|Image courtesy of Warner Bros.|
Bulger led a long and prosperous criminal career and was once listed as one of the FBI's most wanted, evading the bureau as a fugitive from justice for nearly 17 years. Those seeking an in-depth view at the life or personality of Bulger will want to look elsewhere as the mobster is more of a supporting player in his own story and Depp's portrayal, although quite good, emphasizes the myth over the man.
One of the elements that drags "Black Mass" down a bit is that it is missing a lead character or narrator. The picture occasionally focuses on Bulger and includes a few sequences in which he communicates with his wife/girlfriend (never quite clear) and young son to humanize him, but the story is mostly told through his cohorts.
As the film opens, we are led to believe that the character who will navigate us through Bulger's world is Kevin Weeks (Jesse Plemons, of "Breaking Bad"), a bouncer who becomes a de facto bodyguard for the gangster.

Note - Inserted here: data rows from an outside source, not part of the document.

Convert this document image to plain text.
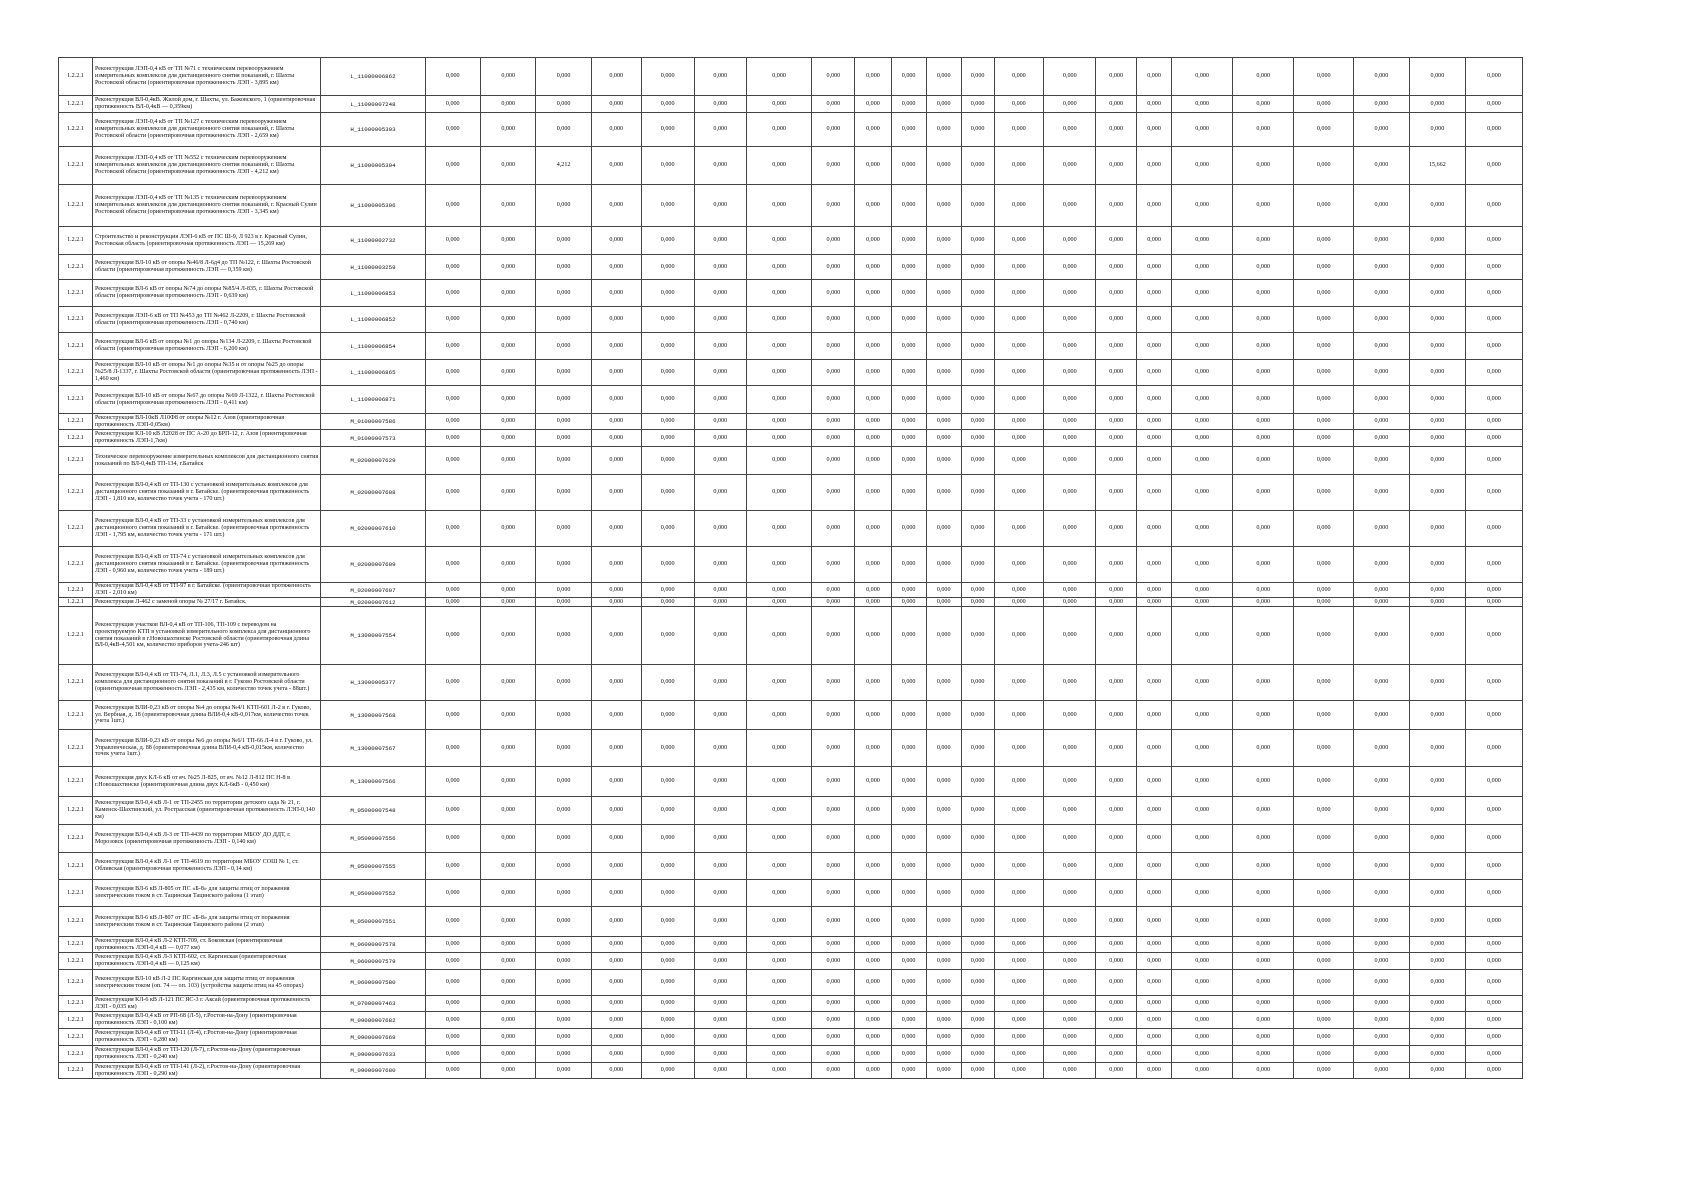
1.2.2.1	Реконструкция ЛЭП-0,4 кВ от ТП №71 с техническим перевооружением измерительных комплексов для дистанционного снятия показаний, г. Шахты Ростовской области (ориентировочная протяженность ЛЭП - 3,895 км)	L_11000006862	0,000	0,000	0,000	0,000	0,000	0,000	0,000	0,000	0,000	0,000	0,000	0,000	0,000	0,000	0,000	0,000	0,000	0,000	0,000	0,000	0,000	0,000
1.2.2.1	Реконструкция ВЛ-0,4кВ. Жилой дом, г. Шахты, ул. Бажовского, 1 (ориентировочная протяженность ВЛ-0,4кВ — 0,359км)	L_11000007248	0,000	0,000	0,000	0,000	0,000	0,000	0,000	0,000	0,000	0,000	0,000	0,000	0,000	0,000	0,000	0,000	0,000	0,000	0,000	0,000	0,000	0,000
1.2.2.1	Реконструкция ЛЭП-0,4 кВ от ТП №127 с техническим перевооружением измерительных комплексов для дистанционного снятия показаний, г. Шахты Ростовской области (ориентировочная протяженность ЛЭП - 2,659 км)	H_11000005303	0,000	0,000	0,000	0,000	0,000	0,000	0,000	0,000	0,000	0,000	0,000	0,000	0,000	0,000	0,000	0,000	0,000	0,000	0,000	0,000	0,000	0,000
1.2.2.1	Реконструкция ЛЭП-0,4 кВ от ТП №552 с техническим перевооружением измерительных комплексов для дистанционного снятия показаний, г. Шахты Ростовской области (ориентировочная протяженность ЛЭП - 4,212 км)	H_11000005304	0,000	0,000	4,212	0,000	0,000	0,000	0,000	0,000	0,000	0,000	0,000	0,000	0,000	0,000	0,000	0,000	0,000	0,000	0,000	0,000	15,662	0,000
1.2.2.1	Реконструкция ЛЭП-0,4 кВ от ТП №135 с техническим перевооружением измерительных комплексов для дистанционного снятия показаний, г. Красный Сулин Ростовской области (ориентировочная протяженность ЛЭП - 3,345 км)	H_11000005306	0,000	0,000	0,000	0,000	0,000	0,000	0,000	0,000	0,000	0,000	0,000	0,000	0,000	0,000	0,000	0,000	0,000	0,000	0,000	0,000	0,000	0,000
1.2.2.1	Строительство и реконструкция ЛЭП-6 кВ от ПС Ш-9, Л 923 в г. Красный Сулин, Ростовская область (ориентировочная протяженность ЛЭП — 15,269 км)	H_11000002732	0,000	0,000	0,000	0,000	0,000	0,000	0,000	0,000	0,000	0,000	0,000	0,000	0,000	0,000	0,000	0,000	0,000	0,000	0,000	0,000	0,000	0,000
1.2.2.1	Реконструкция ВЛ-10 кВ от опоры №46/8 Л-6д4 до ТП №122, г. Шахты Ростовской области (ориентировочная протяженность ЛЭП — 0,359 км)	H_11000003259	0,000	0,000	0,000	0,000	0,000	0,000	0,000	0,000	0,000	0,000	0,000	0,000	0,000	0,000	0,000	0,000	0,000	0,000	0,000	0,000	0,000	0,000
1.2.2.1	Реконструкция ВЛ-6 кВ от опоры №74 до опоры №85/4 Л-835, г. Шахты Ростовской области (ориентировочная протяженность ЛЭП - 0,639 км)	L_11000006853	0,000	0,000	0,000	0,000	0,000	0,000	0,000	0,000	0,000	0,000	0,000	0,000	0,000	0,000	0,000	0,000	0,000	0,000	0,000	0,000	0,000	0,000
1.2.2.1	Реконструкция ЛЭП-6 кВ от ТП №453 до ТП №462 Л-2209, г. Шахты Ростовской области (ориентировочная протяженность ЛЭП - 0,740 км)	L_11000006852	0,000	0,000	0,000	0,000	0,000	0,000	0,000	0,000	0,000	0,000	0,000	0,000	0,000	0,000	0,000	0,000	0,000	0,000	0,000	0,000	0,000	0,000
1.2.2.1	Реконструкция ВЛ-6 кВ от опоры №1 до опоры №134 Л-2209, г. Шахты Ростовской области (ориентировочная протяженность ЛЭП - 6,200 км)	L_11000006854	0,000	0,000	0,000	0,000	0,000	0,000	0,000	0,000	0,000	0,000	0,000	0,000	0,000	0,000	0,000	0,000	0,000	0,000	0,000	0,000	0,000	0,000
1.2.2.1	Реконструкция ВЛ-10 кВ от опоры №1 до опоры №35 и от опоры №25 до опоры №25/8 Л-1337, г. Шахты Ростовской области (ориентировочная протяженность ЛЭП - 1,460 км)	L_11000006865	0,000	0,000	0,000	0,000	0,000	0,000	0,000	0,000	0,000	0,000	0,000	0,000	0,000	0,000	0,000	0,000	0,000	0,000	0,000	0,000	0,000	0,000
1.2.2.1	Реконструкция ВЛ-10 кВ от опоры №67 до опоры №69 Л-1322, г. Шахты Ростовской области (ориентировочная протяженность ЛЭП - 0,411 км)	L_11000006871	0,000	0,000	0,000	0,000	0,000	0,000	0,000	0,000	0,000	0,000	0,000	0,000	0,000	0,000	0,000	0,000	0,000	0,000	0,000	0,000	0,000	0,000
1.2.2.1	Реконструкция ВЛ-10кВ Л10Ф8 от опоры №12 г. Азов (ориентировочная протяженность ЛЭП-0,05км)	M_01000007586	0,000	0,000	0,000	0,000	0,000	0,000	0,000	0,000	0,000	0,000	0,000	0,000	0,000	0,000	0,000	0,000	0,000	0,000	0,000	0,000	0,000	0,000
1.2.2.1	Реконструкция КЛ-10 кВ Л2028 от ПС А-20 до БРП-12, г. Азов (ориентировочная протяженность ЛЭП-1,7км)	M_01000007573	0,000	0,000	0,000	0,000	0,000	0,000	0,000	0,000	0,000	0,000	0,000	0,000	0,000	0,000	0,000	0,000	0,000	0,000	0,000	0,000	0,000	0,000
1.2.2.1	Техническое перевооружение измерительных комплексов для дистанционного снятия показаний по ВЛ-0,4кВ ТП-134, г.Батайск	M_02000007629	0,000	0,000	0,000	0,000	0,000	0,000	0,000	0,000	0,000	0,000	0,000	0,000	0,000	0,000	0,000	0,000	0,000	0,000	0,000	0,000	0,000	0,000
1.2.2.1	Реконструкция ВЛ-0,4 кВ от ТП-130 с установкой измерительных комплексов для дистанционного снятия показаний в г. Батайске. (ориентировочная протяженность ЛЭП - 1,810 км, количество точек учета - 170 шт.)	M_02000007608	0,000	0,000	0,000	0,000	0,000	0,000	0,000	0,000	0,000	0,000	0,000	0,000	0,000	0,000	0,000	0,000	0,000	0,000	0,000	0,000	0,000	0,000
1.2.2.1	Реконструкция ВЛ-0,4 кВ от ТП-33 с установкой измерительных комплексов для дистанционного снятия показаний в г. Батайске. (ориентировочная протяженность ЛЭП - 1,795 км, количество точек учета - 171 шт.)	M_02000007610	0,000	0,000	0,000	0,000	0,000	0,000	0,000	0,000	0,000	0,000	0,000	0,000	0,000	0,000	0,000	0,000	0,000	0,000	0,000	0,000	0,000	0,000
1.2.2.1	Реконструкция ВЛ-0,4 кВ от ТП-74 с установкой измерительных комплексов для дистанционного снятия показаний в г. Батайске. (ориентировочная протяженность ЛЭП - 0,960 км, количество точек учета - 189 шт.)	M_02000007609	0,000	0,000	0,000	0,000	0,000	0,000	0,000	0,000	0,000	0,000	0,000	0,000	0,000	0,000	0,000	0,000	0,000	0,000	0,000	0,000	0,000	0,000
1.2.2.1	Реконструкция ВЛ-0,4 кВ от ТП-97 в г. Батайске. (ориентировочная протяженность ЛЭП - 2,010 км)	M_02000007607	0,000	0,000	0,000	0,000	0,000	0,000	0,000	0,000	0,000	0,000	0,000	0,000	0,000	0,000	0,000	0,000	0,000	0,000	0,000	0,000	0,000	0,000
1.2.2.1	Реконструкция Л-462 с заменой опоры № 27/17 г. Батайск.	M_02000007612	0,000	0,000	0,000	0,000	0,000	0,000	0,000	0,000	0,000	0,000	0,000	0,000	0,000	0,000	0,000	0,000	0,000	0,000	0,000	0,000	0,000	0,000
1.2.2.1	Реконструкция участков ВЛ-0,4 кВ от ТП-106, ТП-109 с переводом на проектируемую КТП в установкой измерительного комплекса для дистанционного снятия показаний в г.Новошахтинске Ростовской области (ориентировочная длина ВЛ-0,4кВ-4,501 км, количество приборов учета-246 шт)	M_13000007554	0,000	0,000	0,000	0,000	0,000	0,000	0,000	0,000	0,000	0,000	0,000	0,000	0,000	0,000	0,000	0,000	0,000	0,000	0,000	0,000	0,000	0,000
1.2.2.1	Реконструкция ВЛ-0,4 кВ от ТП-74, Л.1, Л.3, Л.5 с установкой измерительного комплекса для дистанционного снятия показаний в г. Гуково Ростовской области (ориентировочная протяженность ЛЭП - 2,435 км, количество точек учета - 88шт.)	H_13000005377	0,000	0,000	0,000	0,000	0,000	0,000	0,000	0,000	0,000	0,000	0,000	0,000	0,000	0,000	0,000	0,000	0,000	0,000	0,000	0,000	0,000	0,000
1.2.2.1	Реконструкция ВЛИ-0,23 кВ от опоры №4 до опоры №4/1 КТП-601 Л-2 в г. Гуково, ул. Вербная, д. 18 (ориентировочная длина ВЛИ-0,4 кВ-0,017км, количество точек учета 1шт.)	M_13000007568	0,000	0,000	0,000	0,000	0,000	0,000	0,000	0,000	0,000	0,000	0,000	0,000	0,000	0,000	0,000	0,000	0,000	0,000	0,000	0,000	0,000	0,000
1.2.2.1	Реконструкция ВЛИ-0,23 кВ от опоры №6 до опоры №6/1 ТП-66 Л-4 в г. Гуково, ул. Управленческая, д. 88 (ориентировочная длина ВЛИ-0,4 кВ-0,015км, количество точек учета 1шт.)	M_13000007567	0,000	0,000	0,000	0,000	0,000	0,000	0,000	0,000	0,000	0,000	0,000	0,000	0,000	0,000	0,000	0,000	0,000	0,000	0,000	0,000	0,000	0,000
1.2.2.1	Реконструкция двух КЛ-6 кВ от яч. №25 Л-825, от яч. №12 Л-812 ПС Н-8 в г.Новошахтинске (ориентировочная длина двух КЛ-6кВ - 0,450 км)	M_13000007566	0,000	0,000	0,000	0,000	0,000	0,000	0,000	0,000	0,000	0,000	0,000	0,000	0,000	0,000	0,000	0,000	0,000	0,000	0,000	0,000	0,000	0,000
1.2.2.1	Реконструкция ВЛ-0,4 кВ Л-1 от ТП-2455 по территории детского сада № 21, г. Каменск-Шахтинский, ул. Рострасская (ориентировочная протяженность ЛЭП-0,140 км)	M_05000007548	0,000	0,000	0,000	0,000	0,000	0,000	0,000	0,000	0,000	0,000	0,000	0,000	0,000	0,000	0,000	0,000	0,000	0,000	0,000	0,000	0,000	0,000
1.2.2.1	Реконструкция ВЛ-0,4 кВ Л-3 от ТП-4439 по территории МБОУ ДО ДДТ, г. Морозовск (ориентировочная протяженность ЛЭП - 0,140 км)	M_05000007556	0,000	0,000	0,000	0,000	0,000	0,000	0,000	0,000	0,000	0,000	0,000	0,000	0,000	0,000	0,000	0,000	0,000	0,000	0,000	0,000	0,000	0,000
1.2.2.1	Реконструкция ВЛ-0,4 кВ Л-1 от ТП-4619 по территории МБОУ СОШ № 1, ст. Обливская (ориентировочная протяженность ЛЭП - 0,14 км)	M_05000007555	0,000	0,000	0,000	0,000	0,000	0,000	0,000	0,000	0,000	0,000	0,000	0,000	0,000	0,000	0,000	0,000	0,000	0,000	0,000	0,000	0,000	0,000
1.2.2.1	Реконструкция ВЛ-6 кВ Л-805 от ПС «Б-8» для защиты птиц от поражения электрическим током в ст. Тацинская Тацинского района (1 этап)	M_05000007552	0,000	0,000	0,000	0,000	0,000	0,000	0,000	0,000	0,000	0,000	0,000	0,000	0,000	0,000	0,000	0,000	0,000	0,000	0,000	0,000	0,000	0,000
1.2.2.1	Реконструкция ВЛ-6 кВ Л-807 от ПС «Б-8» для защиты птиц от поражения электрическим током в ст. Тацинская Тацинского района (2 этап)	M_05000007551	0,000	0,000	0,000	0,000	0,000	0,000	0,000	0,000	0,000	0,000	0,000	0,000	0,000	0,000	0,000	0,000	0,000	0,000	0,000	0,000	0,000	0,000
1.2.2.1	Реконструкция ВЛ-0,4 кВ Л-2 КТП-709, ст. Боковская (ориентировочная протяженность ЛЭП-0,4 кВ — 0,077 км)	M_06000007578	0,000	0,000	0,000	0,000	0,000	0,000	0,000	0,000	0,000	0,000	0,000	0,000	0,000	0,000	0,000	0,000	0,000	0,000	0,000	0,000	0,000	0,000
1.2.2.1	Реконструкция ВЛ-0,4 кВ Л-3 КТП-602, ст. Каргинская (ориентировочная протяженность ЛЭП-0,4 кВ — 0,125 км)	M_06000007579	0,000	0,000	0,000	0,000	0,000	0,000	0,000	0,000	0,000	0,000	0,000	0,000	0,000	0,000	0,000	0,000	0,000	0,000	0,000	0,000	0,000	0,000
1.2.2.1	Реконструкция ВЛ-10 кВ Л-2 ПС Каргинская для защиты птиц от поражения электрическим током (оп. 74 — оп. 103) (устройства защиты птиц на 45 опорах)	M_06000007580	0,000	0,000	0,000	0,000	0,000	0,000	0,000	0,000	0,000	0,000	0,000	0,000	0,000	0,000	0,000	0,000	0,000	0,000	0,000	0,000	0,000	0,000
1.2.2.1	Реконструкция КЛ-6 кВ Л-121 ПС ЯС-3 г. Аксай (ориентировочная протяженность ЛЭП - 0,035 км)	M_07000007463	0,000	0,000	0,000	0,000	0,000	0,000	0,000	0,000	0,000	0,000	0,000	0,000	0,000	0,000	0,000	0,000	0,000	0,000	0,000	0,000	0,000	0,000
1.2.2.1	Реконструкция ВЛ-0,4 кВ от РП-68 (Л-5), г.Ростов-на-Дону (ориентировочная протяженность ЛЭП - 0,100 км)	M_09000007682	0,000	0,000	0,000	0,000	0,000	0,000	0,000	0,000	0,000	0,000	0,000	0,000	0,000	0,000	0,000	0,000	0,000	0,000	0,000	0,000	0,000	0,000
1.2.2.1	Реконструкция ВЛ-0,4 кВ от ТП-11 (Л-4), г.Ростов-на-Дону (ориентировочная протяженность ЛЭП - 0,280 км)	M_09000007669	0,000	0,000	0,000	0,000	0,000	0,000	0,000	0,000	0,000	0,000	0,000	0,000	0,000	0,000	0,000	0,000	0,000	0,000	0,000	0,000	0,000	0,000
1.2.2.1	Реконструкция ВЛ-0,4 кВ от ТП-120 (Л-7), г.Ростов-на-Дону (ориентировочная протяженность ЛЭП - 0,240 км)	M_09000007633	0,000	0,000	0,000	0,000	0,000	0,000	0,000	0,000	0,000	0,000	0,000	0,000	0,000	0,000	0,000	0,000	0,000	0,000	0,000	0,000	0,000	0,000
1.2.2.1	Реконструкция ВЛ-0,4 кВ от ТП-141 (Л-2), г.Ростов-на-Дону (ориентировочная протяженность ЛЭП - 0,290 км)	M_09000007680	0,000	0,000	0,000	0,000	0,000	0,000	0,000	0,000	0,000	0,000	0,000	0,000	0,000	0,000	0,000	0,000	0,000	0,000	0,000	0,000	0,000	0,000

And then, the narrative viewpoint occasionally switches over to Steve Flemming (Rory Cochrane), another cohort.
Most often, the story is told from the perspective of John Connolly (Joel Edgerton), an FBI agent whose assignment is to investigate Boston's mob scene but, since he knows Bulger from his youth, he comes up with an idea to bring Whitey in as an informant. However, this ends up resulting in Connolly shielding Bulger from investigation in return for measly tidbits of information that incriminates Bulger's competition - the Italian mob. It also helps that Bulger's brother (Benedict Cumberbatch) is a state senator.
Although Edgerton's character is a tad bit underwritten, he's a good foil for Bulger. He's the weasel to Depp's stone cold killer. Much of the film involves other characters reacting in shock to Bulger's behavior as if he's the boogeyman himself, which is likely another reason why Depp plays the character at a remove. It's a solid performance, certainly Depp's best in a while.
"Black Mass" is violent and gloomy and while the screenplay occasionally lacks focus, the subject matter itself and Depp's unnerving performance keeps us hooked. There's a particularly unsettling scene in which Bulger torments Connolly's wife (Julianne Nicholson), who gets out of a dinner with the mobster and his pals by pretending she's sick due to the fact that he creeps her out. And it's easy to see why.
The film marks a departure for director Scott Cooper, whose previous two films - the very good "Crazy Heart" and the decent "Out of the Furnace" - were dramas set in the heartland and southwest. He's able to mimic the mean street settings and characters who inhabit them in the films of Martin Scorsese well enough, even if his picture never rises to the level of a classic mob movie.
The gangster story has been explored to death in both film ("Goodfellas" to "The Godfather" series) and television ("The Sopranos" and "Boardwalk Empire"), but it's a genre that continues to fascinate because the lives of its characters are so far removed from our own. "Black Mass" doesn't add much new to the genre, but it's a well-made crime drama with a very good lead performance and an air of dread that lingers after the picture has ended.